So I was just sitting here at my computer, catching up on e-mails and plotting what colors to use for my belated cast-on of the mid-month dishcloth, when I glanced up at an unreachable corner of the ceiling and saw an ENORMOUS house centipede way up there, where I couldn't reach it. You know the ones--impossibly long, spindly, gross legs, bajillions of them, and they bite? (The centipedes, not the legs.) (They also sometimes leave a purple mark when you squish them.) I immediately let out an appropriately girly exclamation of fear and disgust, intensified by the fact that there was no way in hell I could reach the thing to squish it. These suckers seriously creep me out. Even when they're right there on the floor, easily reached and squished, I have to do a few minutes of tiptoe-dancing before I can get myself close enough to do the deed.

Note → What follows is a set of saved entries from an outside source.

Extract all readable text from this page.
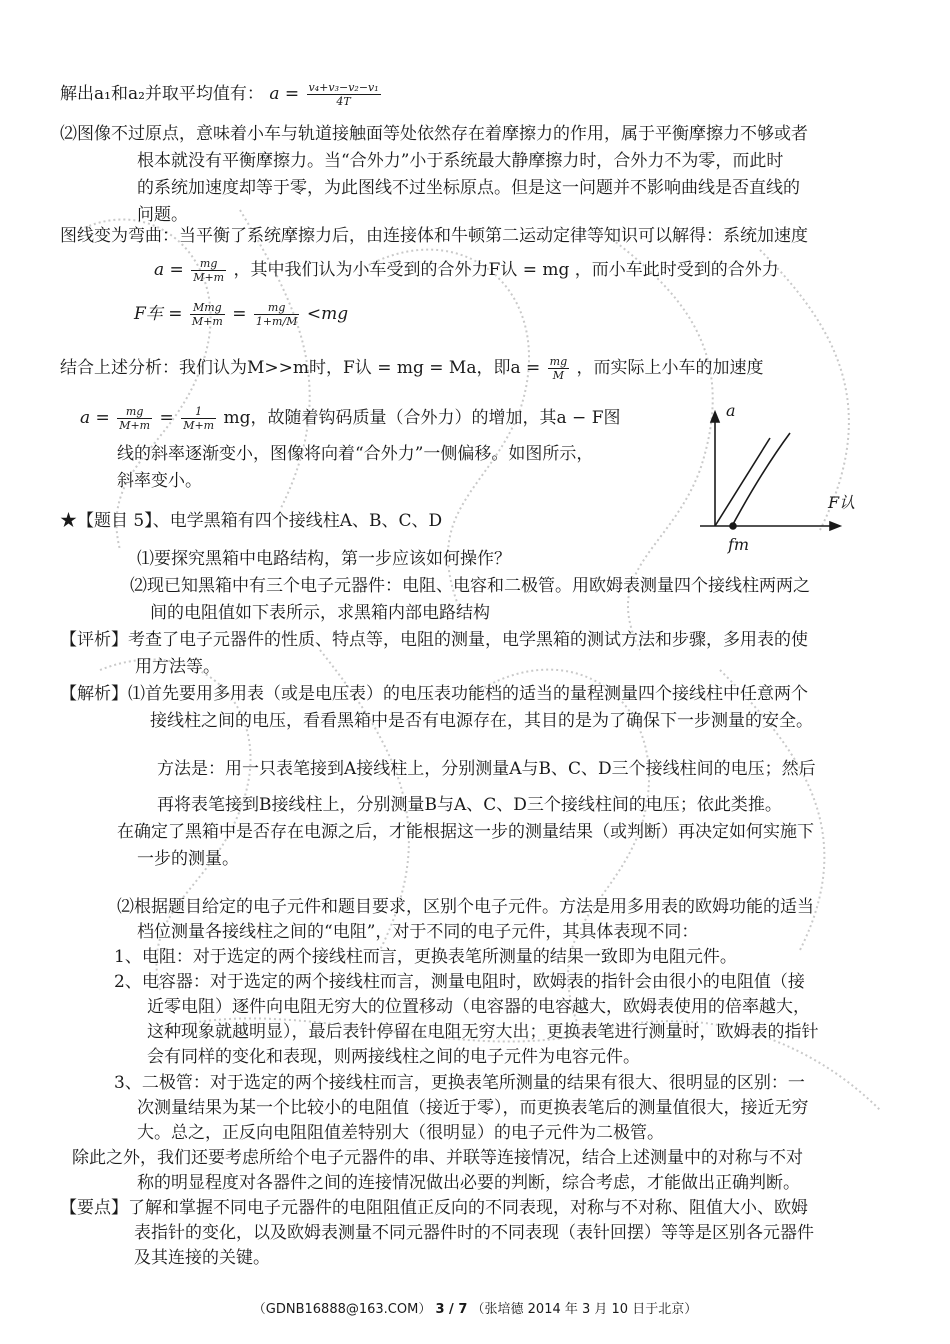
解出a₁和a₂并取平均值有： $a = \frac{\text{v₄+v₃−v₂−v₁}}{4T}$
⑵图像不过原点，意味着小车与轨道接触面等处依然存在着摩擦力的作用，属于平衡摩擦力不够或者
根本就没有平衡摩擦力。当“合外力”小于系统最大静摩擦力时，合外力不为零，而此时
的系统加速度却等于零，为此图线不过坐标原点。但是这一问题并不影响曲线是否直线的
问题。
图线变为弯曲：当平衡了系统摩擦力后，由连接体和牛顿第二运动定律等知识可以解得：系统加速度
$a = \frac{mg}{M+m}$ ，其中我们认为小车受到的合外力F认 = mg ，而小车此时受到的合外力
F车 = $\frac{\text{Mmg}}{M+m} = \frac{mg}{1+m/M} <mg$
结合上述分析：我们认为M>>m时，F认 = mg = Ma，即$a = \frac{mg}{M}$ ，而实际上小车的加速度
$a = \frac{mg}{M+m} = \frac{1}{M+m}$ mg，故随着钩码质量（合外力）的增加，其a − F图
线的斜率逐渐变小，图像将向着“合外力”一侧偏移。如图所示，
斜率变小。
a
F认
fm
★【题目 5】、电学黑箱有四个接线柱A、B、C、D
⑴要探究黑箱中电路结构，第一步应该如何操作？
⑵现已知黑箱中有三个电子元器件：电阻、电容和二极管。用欧姆表测量四个接线柱两两之
间的电阻值如下表所示，求黑箱内部电路结构
【评析】考查了电子元器件的性质、特点等，电阻的测量，电学黑箱的测试方法和步骤，多用表的使
用方法等。
【解析】⑴首先要用多用表（或是电压表）的电压表功能档的适当的量程测量四个接线柱中任意两个
接线柱之间的电压，看看黑箱中是否有电源存在，其目的是为了确保下一步测量的安全。
方法是：用一只表笔接到A接线柱上，分别测量A与B、C、D三个接线柱间的电压；然后
再将表笔接到B接线柱上，分别测量B与A、C、D三个接线柱间的电压；依此类推。
在确定了黑箱中是否存在电源之后，才能根据这一步的测量结果（或判断）再决定如何实施下
一步的测量。
⑵根据题目给定的电子元件和题目要求，区别个电子元件。方法是用多用表的欧姆功能的适当
档位测量各接线柱之间的“电阻”，对于不同的电子元件，其具体表现不同：
1、电阻：对于选定的两个接线柱而言，更换表笔所测量的结果一致即为电阻元件。
2、电容器：对于选定的两个接线柱而言，测量电阻时，欧姆表的指针会由很小的电阻值（接
近零电阻）逐件向电阻无穷大的位置移动（电容器的电容越大，欧姆表使用的倍率越大，
这种现象就越明显），最后表针停留在电阻无穷大出；更换表笔进行测量时，欧姆表的指针
会有同样的变化和表现，则两接线柱之间的电子元件为电容元件。
3、二极管：对于选定的两个接线柱而言，更换表笔所测量的结果有很大、很明显的区别：一
次测量结果为某一个比较小的电阻值（接近于零），而更换表笔后的测量值很大，接近无穷
大。总之，正反向电阻阻值差特别大（很明显）的电子元件为二极管。
除此之外，我们还要考虑所给个电子元器件的串、并联等连接情况，结合上述测量中的对称与不对
称的明显程度对各器件之间的连接情况做出必要的判断，综合考虑，才能做出正确判断。
【要点】了解和掌握不同电子元器件的电阻阻值正反向的不同表现，对称与不对称、阻值大小、欧姆
表指针的变化，以及欧姆表测量不同元器件时的不同表现（表针回摆）等等是区别各元器件
及其连接的关键。
（GDNB16888@163.COM） 3 / 7 （张培德 2014 年 3 月 10 日于北京）
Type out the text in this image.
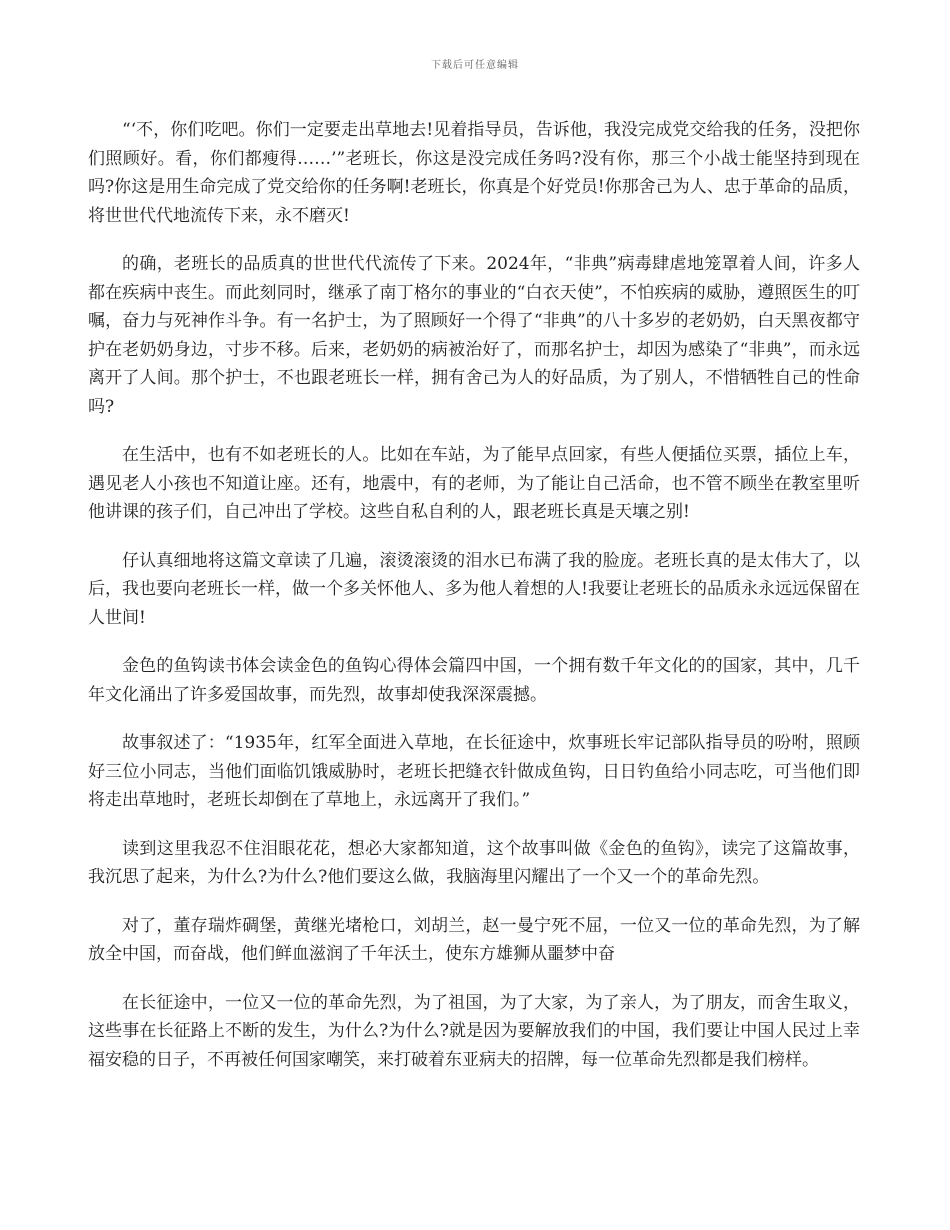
下载后可任意编辑

“‘不，你们吃吧。你们一定要走出草地去!见着指导员，告诉他，我没完成党交给我的任务，没把你们照顾好。看，你们都瘦得……’”老班长，你这是没完成任务吗?没有你，那三个小战士能坚持到现在吗?你这是用生命完成了党交给你的任务啊!老班长，你真是个好党员!你那舍己为人、忠于革命的品质，将世世代代地流传下来，永不磨灭!

的确，老班长的品质真的世世代代流传了下来。2024年，“非典”病毒肆虐地笼罩着人间，许多人都在疾病中丧生。而此刻同时，继承了南丁格尔的事业的“白衣天使”，不怕疾病的威胁，遵照医生的叮嘱，奋力与死神作斗争。有一名护士，为了照顾好一个得了“非典”的八十多岁的老奶奶，白天黑夜都守护在老奶奶身边，寸步不移。后来，老奶奶的病被治好了，而那名护士，却因为感染了“非典”，而永远离开了人间。那个护士，不也跟老班长一样，拥有舍己为人的好品质，为了别人，不惜牺牲自己的性命吗?

在生活中，也有不如老班长的人。比如在车站，为了能早点回家，有些人便插位买票，插位上车，遇见老人小孩也不知道让座。还有，地震中，有的老师，为了能让自己活命，也不管不顾坐在教室里听他讲课的孩子们，自己冲出了学校。这些自私自利的人，跟老班长真是天壤之别!

仔认真细地将这篇文章读了几遍，滚烫滚烫的泪水已布满了我的脸庞。老班长真的是太伟大了，以后，我也要向老班长一样，做一个多关怀他人、多为他人着想的人!我要让老班长的品质永永远远保留在人世间!

金色的鱼钩读书体会读金色的鱼钩心得体会篇四中国，一个拥有数千年文化的的国家，其中，几千年文化涌出了许多爱国故事，而先烈，故事却使我深深震撼。

故事叙述了：“1935年，红军全面进入草地，在长征途中，炊事班长牢记部队指导员的吩咐，照顾好三位小同志，当他们面临饥饿威胁时，老班长把缝衣针做成鱼钩，日日钓鱼给小同志吃，可当他们即将走出草地时，老班长却倒在了草地上，永远离开了我们。”

读到这里我忍不住泪眼花花，想必大家都知道，这个故事叫做《金色的鱼钩》，读完了这篇故事，我沉思了起来，为什么?为什么?他们要这么做，我脑海里闪耀出了一个又一个的革命先烈。

对了，董存瑞炸碉堡，黄继光堵枪口，刘胡兰，赵一曼宁死不屈，一位又一位的革命先烈，为了解放全中国，而奋战，他们鲜血滋润了千年沃土，使东方雄狮从噩梦中奋

在长征途中，一位又一位的革命先烈，为了祖国，为了大家，为了亲人，为了朋友，而舍生取义，这些事在长征路上不断的发生，为什么?为什么?就是因为要解放我们的中国，我们要让中国人民过上幸福安稳的日子，不再被任何国家嘲笑，来打破着东亚病夫的招牌，每一位革命先烈都是我们榜样。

As I watched, it started to try to make its way across the ceiling. For a moment, I was happy--this could bring it within squishing range. Then I realized that this would also possibly bring it directly over my head, and I made girly noises again. Then--this is the worst part--after only a few inches, the textured plaster of the ceiling proved to be too much of a challenge for its many disgusting legs--and it dropped. DIRECTLY INTO THE STASH AREA. I now have NO idea where it might be--apart from possibly borrowing into one of the bags that hold overflow stash. It could be in my yarn! The yarn that I was planning to use for a dishcloth this very day!
I may have to buy new yarn. All new yarn. My old yarn is a loss.
Also, I do not feel that this in any way diminishes my feminism, or my status as a strong, independent woman. I firmly believe that even Attila the Hun cowered in the face of house centipedes. They're even creepier than spiders.